Segnatevi data e orario: mercoledì 28 settembre sotto la galleria Cavour di Reggio dalle 20. Alla Spumanteria “All’Opera”, accorrete non bevuti per un’ampia scelta di vini, vinelli e spiriti vari quale preludio alcolico alla frizzante serata che vede la “prima reggiana” dell’ultima raccolta di poesie di Andrea Canova, figlio d’arte, già facitore di poemetti, autore di simil saggi di critica letteraria e storia e talvolta pure urlatore vocalmente sottotono (non ce lo vediamo il Canova, apparentemente più posato qual è divenuto, lui lo chiama “equilibrio dinamico”, a sbraitare i suoi versi davanti alla folla eccitata e bramosa di vendetta almeno dialettica) in alcuni agoni slampoetici.

Orbene, il titolo dell’oggetto versicolare è il seguente: “Il Mondo spiegato ai capitalisti in 126 poesie”. Laddove la scansione matematica del singolare volumetto parla di 3 poesie per ciascuno dei comuni della provincia reggiana ivi compreso naturalmente il comune capoluogo. Anche il 3 non è casuale: trattasi di escamotage narrativo per tripartire ogni paese del Reggiano in altrettanti mondi (3 per l’appunto), ovvero il sopramondo, il mondodimezzo ed il sottomondo. Qui però non c’entra niente la creazione geografica delle grande saghe Fantasy. Un po’ di più forse il richiamo ai gironi della Commedia. Ma quella di Canova non è un’anabasi dantesca (ovvero un’ascesa, “e infine uscimmo a riveder lo cielo”), piuttosto una catabasi classista, cioè una discesa agli inferi per tipologie sociali. Un’immersione ctonia, nel cuore della terra julesvernianamente, alla ricerca della parte più libera, dunque più pura, dunque più vera, della varia umanità, in questo caso reggianissima. Compiendo di fatto, con l’inversione motoria del pellegrinaggio simbolico tra topoi e figure, metafore e allegorie, dall’alto verso il basso nella suburra di casa nostra, una scelta di collocazione “ideologica”. Almeno così pensa (in parte giustamente) il nostro autore.
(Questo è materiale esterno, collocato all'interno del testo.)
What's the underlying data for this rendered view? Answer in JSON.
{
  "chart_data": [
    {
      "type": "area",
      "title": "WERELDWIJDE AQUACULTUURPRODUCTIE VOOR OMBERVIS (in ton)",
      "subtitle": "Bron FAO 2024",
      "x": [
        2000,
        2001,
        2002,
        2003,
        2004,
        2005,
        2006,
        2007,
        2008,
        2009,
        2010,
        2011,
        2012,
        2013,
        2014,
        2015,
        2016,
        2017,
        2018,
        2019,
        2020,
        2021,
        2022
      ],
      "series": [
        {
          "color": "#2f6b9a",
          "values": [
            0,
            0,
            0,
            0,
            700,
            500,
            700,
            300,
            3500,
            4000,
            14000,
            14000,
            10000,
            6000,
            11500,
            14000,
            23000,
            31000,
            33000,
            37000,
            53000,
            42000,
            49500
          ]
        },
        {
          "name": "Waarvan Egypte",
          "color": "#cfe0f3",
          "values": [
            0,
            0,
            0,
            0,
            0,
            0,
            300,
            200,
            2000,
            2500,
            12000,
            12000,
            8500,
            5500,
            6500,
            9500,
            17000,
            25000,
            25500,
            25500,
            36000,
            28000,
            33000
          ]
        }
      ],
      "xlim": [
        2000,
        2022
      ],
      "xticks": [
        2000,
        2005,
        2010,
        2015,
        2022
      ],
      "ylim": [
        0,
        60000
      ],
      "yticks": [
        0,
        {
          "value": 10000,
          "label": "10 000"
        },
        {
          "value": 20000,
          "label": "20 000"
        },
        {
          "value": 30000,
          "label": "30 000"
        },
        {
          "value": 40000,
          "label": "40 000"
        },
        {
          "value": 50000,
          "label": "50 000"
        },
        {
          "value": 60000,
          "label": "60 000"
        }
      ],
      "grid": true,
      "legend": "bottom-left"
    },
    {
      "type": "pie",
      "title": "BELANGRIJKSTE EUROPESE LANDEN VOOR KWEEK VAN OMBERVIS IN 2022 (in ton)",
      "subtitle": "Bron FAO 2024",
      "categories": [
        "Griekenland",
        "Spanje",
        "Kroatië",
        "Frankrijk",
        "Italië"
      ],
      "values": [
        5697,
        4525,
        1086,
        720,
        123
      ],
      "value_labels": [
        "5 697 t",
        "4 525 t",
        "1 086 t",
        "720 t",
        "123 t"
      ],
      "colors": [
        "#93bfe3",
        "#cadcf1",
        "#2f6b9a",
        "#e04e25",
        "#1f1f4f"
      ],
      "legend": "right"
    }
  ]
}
La “sequenza Fibonacci” della strutturazione libresca tende anche qui al calcolo delle probabilità: ed il povero gianpar, che qui cerca di arrabattarsi nella guisa di esegeta canoviano col rischio però di rimediarvi la figura estetica che già fu appannaggio del Bonito Oliva mollemente adagiato sul divano col pendolo de fora, non ha quasi dubbi nel definire la poesia del Canova eminentemente “materialistica” nell’accezione più nobile e tradizionale dell’aggettivo. Che non tende a scorciatoie compositive un tanto al braccio, per facilitarsi il compito nella confezione della filastrocca tendente allo stornello. Piuttosto a cimentarsi nella stesura del componimento di volta in volta socio-comunale partendo dalla desinenza del toponimo. Materialistica perché tratta appunto del “materiale umano” allignante nei comuni di casa nostra.
Un’operazione letteraria del tutto originale quella di Canova che applica sulla pagina la lezione conscia e volontaria di alcuni poeti quivi di riferimento, da Scialoja a Rodari, da Tognolini a Nove, per un epilogo sillogistico e linguistico, in cui Reggio e provincia sono sì al centro della sua poetica ma per delineare una visione delle cose più che politica, transpolitica, più che militante, post-anarchica (culturalmente parlando), più che avanguardistica, neo-strutturalista (da un punto di vista comunicativo). D’altronde il nostro autore avrebbe potuto infarcire ogni metro quadrato delle sue liriche “provinciali” (afferenti cioè la nostra provincia) di riferimenti proletari, socialisti e resistenziali. Invece nisba. Si prenda ad esempio la balena Valentina da Castellarano, oggi visibile ai Civici Musei. La scelta paleontologica tradisce, non si sa quanto consciamente, che il mondo spiegato ai capitalisti in fin dei conti, è un atto di ammissione che hanno ragione loro.